DE PASEO POR EL MUSéE DE L’éROTISME
En el barrio rojo de París, un edificio de seis pisos lleva en su vientre el arte erótico de todos los tiempos y lugares.
› Por Andrés Valenzuela
La vereda está llena de gente. Hay 70 metros de fila de turistas para ver el “show de music hall más grande del mundo”. Al barrio rojo de Pigalle, sobre el Boulevard Clichy, le vino muy bien que Baz Lurhmann filmara Moulin Rouge. Así que dan manija a las aspas de neón rojo entre bares, cabarulos y negocios de lencería. La zona, cercana al Sagrado Corazón y al cementerio de Montmartre, explota de gente de lunes a lunes. Entre ellas, un brillo moulinesco: un pequeño edificio de seis pisos, entrada de vidrio bien iluminada y un cartel que promete: Musée de l’érotisme.
El Museo del Erotismo de París queda en el número 72 del Boulevard de Clichy. La entrada sale 10 euros y al toque llegan tres pibas. Una frase las revela argentinas. Dudan un cachito y relojean con discreción al de la recepción (negro, grandote, pelado, cara bonachona y libro a mano para distraerse) y al que chusmea las primeras vitrinas. Una sale hacia la calle y las otras desisten. Al final, no ven las dos muestras permanentes, ni las temporales: la dedicada al dibujante e historietista Barbe (1936–2014) y la estelar Japon Erotica: la nouvelle generation, segunda muestra de la galería Vanilla, de Tokio, en el rincón parisino. Ellas se lo pierden.
En los primeros pisos hay pijas, tetas y conchas de todas las formas, tamaños, colores y materiales imaginables. Ahí destacan las estatuillas de Africa, Oceanía, el Lejano Oriente y algunas piezas mochicas, del ancestral México. De Europa hay lo suficiente para confirmar que aún en la Edad Media atravesada por el monopolio del servicio a la “Santa Cruz”, había obsesiones de las que era imposible escapar. El material va desde objetos cotidianos (como consoladores, claro) hasta elaborados manuales ilustrados japoneses y chinos “para ayudar a los jóvenes”. Como el orden es temático, cuesta redondear una idea cabal de cada civilización, porque el relato salta de una a otra. Eso sí: queda clarísimo que el gusto y las ganas por poner, ser puesto/a, frotar, ser frotado/a, y otros “er/ados” recorre todas las épocas y lugares.

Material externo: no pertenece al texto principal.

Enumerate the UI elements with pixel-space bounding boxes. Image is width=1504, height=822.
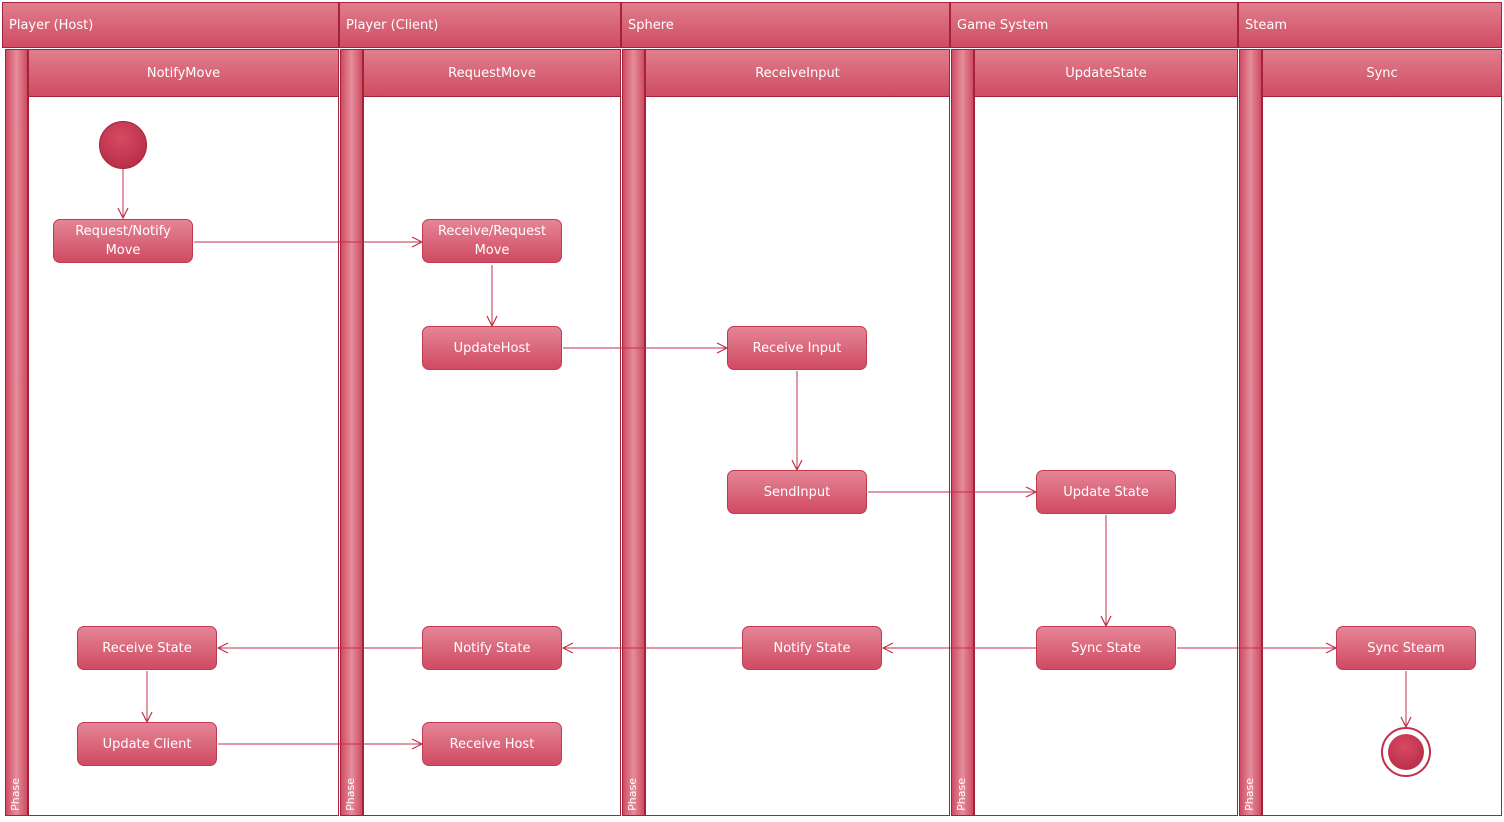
sub-header-label: RequestMove bbox=[448, 65, 536, 81]
phase-label: Phase bbox=[1243, 778, 1256, 811]
sub-header-update-state: UpdateState bbox=[974, 49, 1238, 97]
action-receive-input[interactable]: Receive Input bbox=[727, 326, 867, 370]
action-notify-state-sphere[interactable]: Notify State bbox=[742, 626, 882, 670]
action-update-host[interactable]: UpdateHost bbox=[422, 326, 562, 370]
sub-header-notify-move: NotifyMove bbox=[28, 49, 339, 97]
phase-bar: Phase bbox=[1239, 49, 1262, 816]
action-label: UpdateHost bbox=[453, 340, 531, 356]
sub-header-label: UpdateState bbox=[1065, 65, 1147, 81]
sub-header-receive-input: ReceiveInput bbox=[645, 49, 950, 97]
phase-label: Phase bbox=[955, 778, 968, 811]
sub-header-sync: Sync bbox=[1262, 49, 1502, 97]
phase-bar: Phase bbox=[5, 49, 28, 816]
phase-bar: Phase bbox=[340, 49, 363, 816]
lane-title: Game System bbox=[957, 17, 1049, 33]
action-label: Sync Steam bbox=[1367, 640, 1445, 656]
action-label: Update Client bbox=[102, 736, 192, 752]
action-label: Receive/Request Move bbox=[437, 224, 547, 258]
action-label: Request/Notify Move bbox=[75, 224, 171, 258]
lane-body bbox=[974, 97, 1238, 816]
action-label: SendInput bbox=[763, 484, 831, 500]
lane-header-game-system: Game System bbox=[950, 2, 1238, 48]
action-label: Notify State bbox=[453, 640, 531, 656]
lane-header-sphere: Sphere bbox=[621, 2, 950, 48]
phase-label: Phase bbox=[9, 778, 22, 811]
action-label: Receive Input bbox=[752, 340, 842, 356]
phase-label: Phase bbox=[626, 778, 639, 811]
final-node-core bbox=[1388, 734, 1424, 770]
action-request-notify-move[interactable]: Request/Notify Move bbox=[53, 219, 193, 263]
sub-header-label: ReceiveInput bbox=[755, 65, 840, 81]
initial-node bbox=[99, 121, 147, 169]
lane-title: Player (Client) bbox=[346, 17, 439, 33]
action-receive-state[interactable]: Receive State bbox=[77, 626, 217, 670]
action-label: Notify State bbox=[773, 640, 851, 656]
action-label: Receive Host bbox=[449, 736, 535, 752]
activity-diagram: Player (Host) Phase NotifyMove Player (C… bbox=[0, 0, 1504, 822]
final-node bbox=[1381, 727, 1431, 777]
action-receive-request-move[interactable]: Receive/Request Move bbox=[422, 219, 562, 263]
action-sync-steam[interactable]: Sync Steam bbox=[1336, 626, 1476, 670]
lane-header-player-client: Player (Client) bbox=[339, 2, 621, 48]
sub-header-label: NotifyMove bbox=[146, 65, 221, 81]
action-sync-state[interactable]: Sync State bbox=[1036, 626, 1176, 670]
lane-body bbox=[28, 97, 339, 816]
sub-header-label: Sync bbox=[1366, 65, 1398, 81]
action-label: Receive State bbox=[102, 640, 192, 656]
action-label: Update State bbox=[1063, 484, 1149, 500]
sub-header-request-move: RequestMove bbox=[363, 49, 621, 97]
lane-title: Player (Host) bbox=[9, 17, 94, 33]
phase-bar: Phase bbox=[622, 49, 645, 816]
action-send-input[interactable]: SendInput bbox=[727, 470, 867, 514]
lane-body bbox=[645, 97, 950, 816]
phase-bar: Phase bbox=[951, 49, 974, 816]
lane-header-steam: Steam bbox=[1238, 2, 1502, 48]
action-label: Sync State bbox=[1071, 640, 1141, 656]
lane-body bbox=[1262, 97, 1502, 816]
action-update-state[interactable]: Update State bbox=[1036, 470, 1176, 514]
action-receive-host[interactable]: Receive Host bbox=[422, 722, 562, 766]
action-notify-state-client[interactable]: Notify State bbox=[422, 626, 562, 670]
lane-title: Sphere bbox=[628, 17, 674, 33]
lane-body bbox=[363, 97, 621, 816]
action-update-client[interactable]: Update Client bbox=[77, 722, 217, 766]
phase-label: Phase bbox=[344, 778, 357, 811]
lane-title: Steam bbox=[1245, 17, 1287, 33]
lane-header-player-host: Player (Host) bbox=[2, 2, 339, 48]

El cuarto piso presenta el erotismo francés del siglo XIX y comienzos del XX. Fotos en cantidad, maquetas de viejos prostíbulos y proyecciones de algunas películas porno de época (que venden abajo a unos 20 euros). Después de ver la energía primigenia de los pisos de abajo, da cosa encontrarse con la sexualidad contenida de esta etapa. Y un piso arriba está la muestra de Barbe, con buen humor gráfico temático y algunas ideas visuales muy bien logradas.
La estrella japonesa es un poco despareja en lo técnico, aunque a la altura de la cintura la cosa irá en gustos: predomina la fotografía y los artistas de turno pasan de la candidez al sadomasoquismo más extremo. La imagen elegante de la postal contrasta con muchos de estos nipones.
El paseo por el Musée se completa con una visita a la pequeña regalería. Cualquiera creería que ahí hay lápices-pijita o gomas-tetitas, pero no. No hay merchandising “gracioso” más allá de preservativos en sobreprecio que llevan en el paquete todos los chistes fáciles estilo “comete la baguette” y “agarrá mi Torre Eiffel”. Sí se pueden comprar las películas, los catálogos de las muestras, un tarot erótico y muchos libros de la colección Sexy de Taschen (con joyitas como The New Erotic Photography). Luego de eso sólo quedan la pared, el aire fresco de la calle y el bullicio del mundo.